Rencontre avec Wang Shu, symbole du renouveau de l’architecture chinoise

Architecture

Aux côtés de sa femme, le Chinois Wang Shu a fondé à Hangzou, il y a près de vingt ans, son agence d’architecture, Amateur Architecture Studio. Ne déviant jamais de son éthique, il convoque dans ses constructions deux valeurs qui lui sont chères, la mémoire et le recyclage. Une ligne originale qui lui a valu le célèbre Pritzker Prize en 2012. Rencontre.

Pritzker Prize 2012, l’architecte chinois Wang Shu oeuvre depuis une vingtaine d’années avec sa femme Lu Wenyu au sein de l’agence Amateur Architecture Studio. Maître d’oeuvre original travaillant autour de notions comme la mémoire ou le recyclage, il détourne les savoir-faire traditionnels pour inventer une esthétique on ne peut plus contemporaine.

 

Numéro : Cela fait plus de vingt ans que vous avez fondé l’agence Amateur Architecture Studio, à Hangzhou. Êtes-vous encore un “amateur” ?

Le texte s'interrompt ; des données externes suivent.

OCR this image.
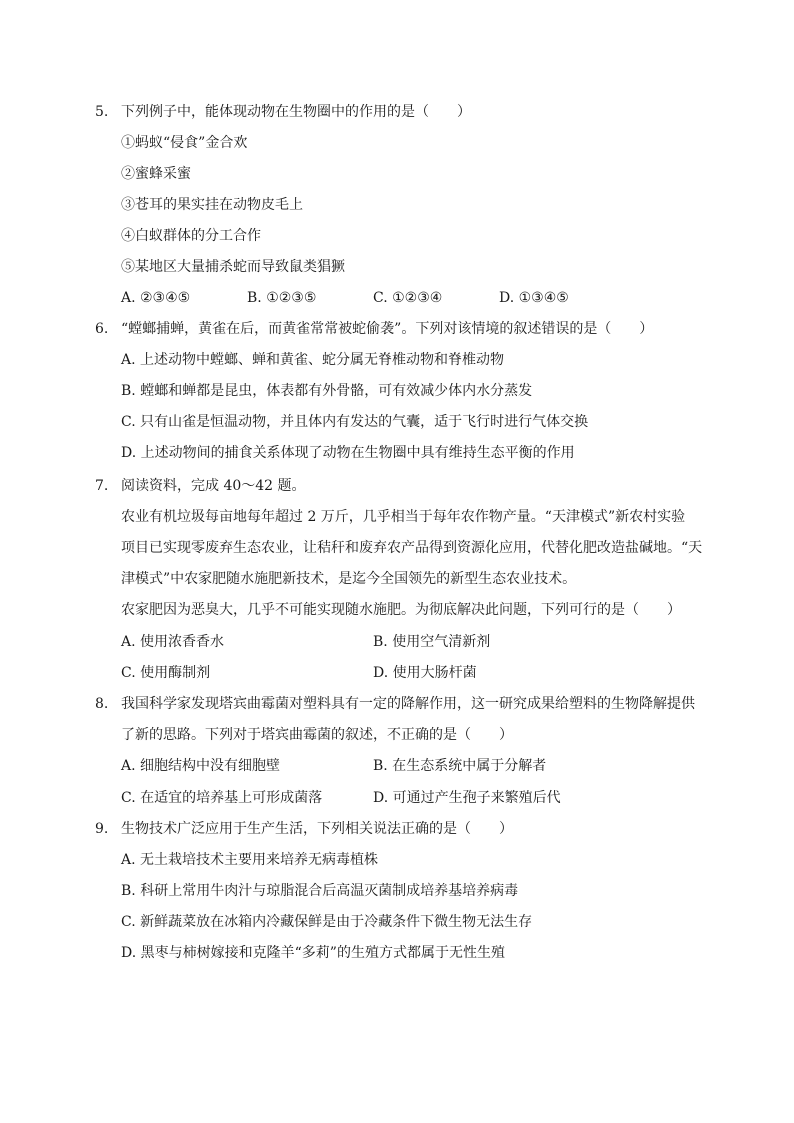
5. 下列例子中，能体现动物在生物圈中的作用的是（　　）
①蚂蚁“侵食”金合欢
②蜜蜂采蜜
③苍耳的果实挂在动物皮毛上
④白蚁群体的分工合作
⑤某地区大量捕杀蛇而导致鼠类猖獗
A. ②③④⑤	B. ①②③⑤	C. ①②③④	D. ①③④⑤
6. “螳螂捕蝉，黄雀在后，而黄雀常常被蛇偷袭”。下列对该情境的叙述错误的是（　　）
A. 上述动物中螳螂、蝉和黄雀、蛇分属无脊椎动物和脊椎动物
B. 螳螂和蝉都是昆虫，体表都有外骨骼，可有效减少体内水分蒸发
C. 只有山雀是恒温动物，并且体内有发达的气囊，适于飞行时进行气体交换
D. 上述动物间的捕食关系体现了动物在生物圈中具有维持生态平衡的作用
7. 阅读资料，完成 40～42 题。
农业有机垃圾每亩地每年超过 2 万斤，几乎相当于每年农作物产量。“天津模式”新农村实验
项目已实现零废弃生态农业，让秸秆和废弃农产品得到资源化应用，代替化肥改造盐碱地。“天
津模式”中农家肥随水施肥新技术，是迄今全国领先的新型生态农业技术。
农家肥因为恶臭大，几乎不可能实现随水施肥。为彻底解决此问题，下列可行的是（　　）
A. 使用浓香香水	B. 使用空气清新剂
C. 使用酶制剂	D. 使用大肠杆菌
8. 我国科学家发现塔宾曲霉菌对塑料具有一定的降解作用，这一研究成果给塑料的生物降解提供
了新的思路。下列对于塔宾曲霉菌的叙述，不正确的是（　　）
A. 细胞结构中没有细胞壁	B. 在生态系统中属于分解者
C. 在适宜的培养基上可形成菌落	D. 可通过产生孢子来繁殖后代
9. 生物技术广泛应用于生产生活，下列相关说法正确的是（　　）
A. 无土栽培技术主要用来培养无病毒植株
B. 科研上常用牛肉汁与琼脂混合后高温灭菌制成培养基培养病毒
C. 新鲜蔬菜放在冰箱内冷藏保鲜是由于冷藏条件下微生物无法生存
D. 黑枣与柿树嫁接和克隆羊“多莉”的生殖方式都属于无性生殖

Wang Shu : Ce que j’aime dans la vie, c’est faire ce que je veux. Je crois en une certaine philosophie de l’architecture, en marge de tout système politique ou financier. Aujourd’hui, vu la puissance de tels réseaux, c’est un luxe en Chine, mais avec ma femme, c’est ce que nous essayons d’appliquer au sein de notre agence. Le vocable “Amateur” est une posture, bien sûr. En clair : une critique du système professionnel chinois en vigueur. C’est aussi une façon de remettre à l’honneur les savoir-faire traditionnels dont use n’importe quel constructeur amateur, y compris dans les villages les plus reculés. En tant qu’architecte, j’ai la possibilité d’encourager les gens, de les inciter à faire ce en quoi ils croient. Mais ensuite, c’est à eux de choisir. Je ne connais pas d’autres collègues qui pensent comme moi. Je suis un survivant. 

 

Vous souvenez-vous du moment où vous avez, pour la première fois, pris conscience de l’espace qui vous entourait ?

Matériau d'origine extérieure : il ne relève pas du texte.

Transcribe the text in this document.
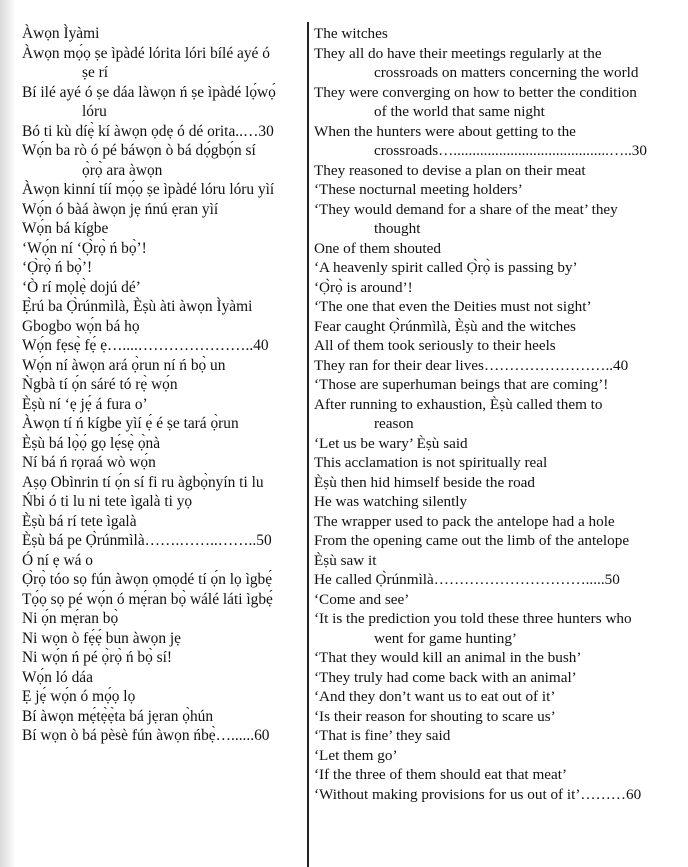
Àwọn Ìyàmi
Àwọn mọ́ọ ṣe ìpàdé lórita lóri bílé ayé ó
ṣe rí
Bí ilé ayé ó ṣe dáa làwọn ń ṣe ìpàdé lọ́wọ́
lóru
Bó ti kù díẹ̀ kí àwọn ọdẹ ó dé orita..…30
Wọ́n ba rò ó pé báwọn ò bá dọ́gbọ́n sí
ọ̀rọ̀ ara àwọn
Àwọn kinní tíí mọ́ọ ṣe ìpàdé lóru lóru yìí
Wọ́n ó bàá àwọn jẹ ńnú ẹran yìí
Wọ́n bá kígbe
‘Wọ́n ní ‘Ọ̀rọ̀ ń bọ̀’!
‘Ọ̀rọ̀ ń bọ̀’!
‘Ò rí mọlẹ̀ dojú dé’
Ẹ̀rú ba Ọ̀rúnmìlà, Èṣù àti àwọn Ìyàmi
Gbogbo wọ́n bá họ
Wọ́n fẹsẹ̀ fẹ́ ẹ…....…………………..40
Wọ́n ní àwọn ará ọ̀run ní ń bọ̀ un
Ǹgbà tí ọ́n sáré tó rẹ̀ wọ́n
Èṣù ní ‘ẹ jẹ́ á fura o’
Àwọn tí ń kígbe yìí ẹ́ é ṣe tará ọ̀run
Èṣù bá lọ̀ọ́ gọ lẹ́sẹ̀ ọ̀nà
Ní bá ń rọraá wò wọ́n
Aṣọ Obìnrin tí ọ́n sí fi ru àgbọ̀nyín ti lu
Ńbi ó ti lu ni tete ìgalà ti yọ
Èṣù bá rí tete ìgalà
Èṣù bá pe Ọ̀rúnmìlà…….……..……..50
Ó ní ẹ wá o
Ọ̀rọ̀ tóo sọ fún àwọn ọmọdé tí ọ́n lọ ìgbẹ́
Tọ́ọ sọ pé wọ́n ó mẹ́ran bọ̀ wálé láti ìgbẹ́
Ni ọ́n mẹ́ran bọ̀
Ni wọn ò fẹ́ẹ́ bun àwọn jẹ
Ni wọ́n ń pé ọ̀rọ̀ ń bọ̀ sí!
Wọ́n ló dáa
Ẹ jẹ́ wọ́n ó mọ́ọ lọ
Bí àwọn mẹ́tẹ̀ẹ̀ta bá jẹran ọ̀hún
Bí wọn ò bá pèsè fún àwọn ńbẹ̀…......60
The witches
They all do have their meetings regularly at the
crossroads on matters concerning the world
They were converging on how to better the condition
of the world that same night
When the hunters were about getting to the
crossroads….........................................…..30
They reasoned to devise a plan on their meat
‘These nocturnal meeting holders’
‘They would demand for a share of the meat’ they
thought
One of them shouted
‘A heavenly spirit called Ọ̀rọ̀ is passing by’
‘Ọ̀rọ̀ is around’!
‘The one that even the Deities must not sight’
Fear caught Ọ̀rúnmìlà, Èṣù and the witches
All of them took seriously to their heels
They ran for their dear lives……………………..40
‘Those are superhuman beings that are coming’!
After running to exhaustion, Èṣù called them to
reason
‘Let us be wary’ Èṣù said
This acclamation is not spiritually real
Èṣù then hid himself beside the road
He was watching silently
The wrapper used to pack the antelope had a hole
From the opening came out the limb of the antelope
Èṣù saw it
He called Ọ̀rúnmìlà………………………….....50
‘Come and see’
‘It is the prediction you told these three hunters who
went for game hunting’
‘That they would kill an animal in the bush’
‘They truly had come back with an animal’
‘And they don’t want us to eat out of it’
‘Is their reason for shouting to scare us’
‘That is fine’ they said
‘Let them go’
‘If the three of them should eat that meat’
‘Without making provisions for us out of it’………60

Oui. Je devais avoir 5 ou 6 ans et j’habitais à Pékin. À cette époque, on démolissait des fortifications pour agrandir la ville. J’ai conservé le souvenir de ces murs qui tombaient et de l’espace qui, soudain, se déployait devant moi. Un horizon infini. C’est aussi l’une des raisons pour lesquelles j’aime Paris. Lorsque vous vous situez sur la terrasse en haut du Centre Pompidou, vous pouvez voir la ville se déployer dessous comme une forme liquide. On dirait une mer avec des vagues. C’est merveilleux. Pouvoir voir le sol est très important : comprendre qu’on vit sur terre et non pas dans un monde de fiction.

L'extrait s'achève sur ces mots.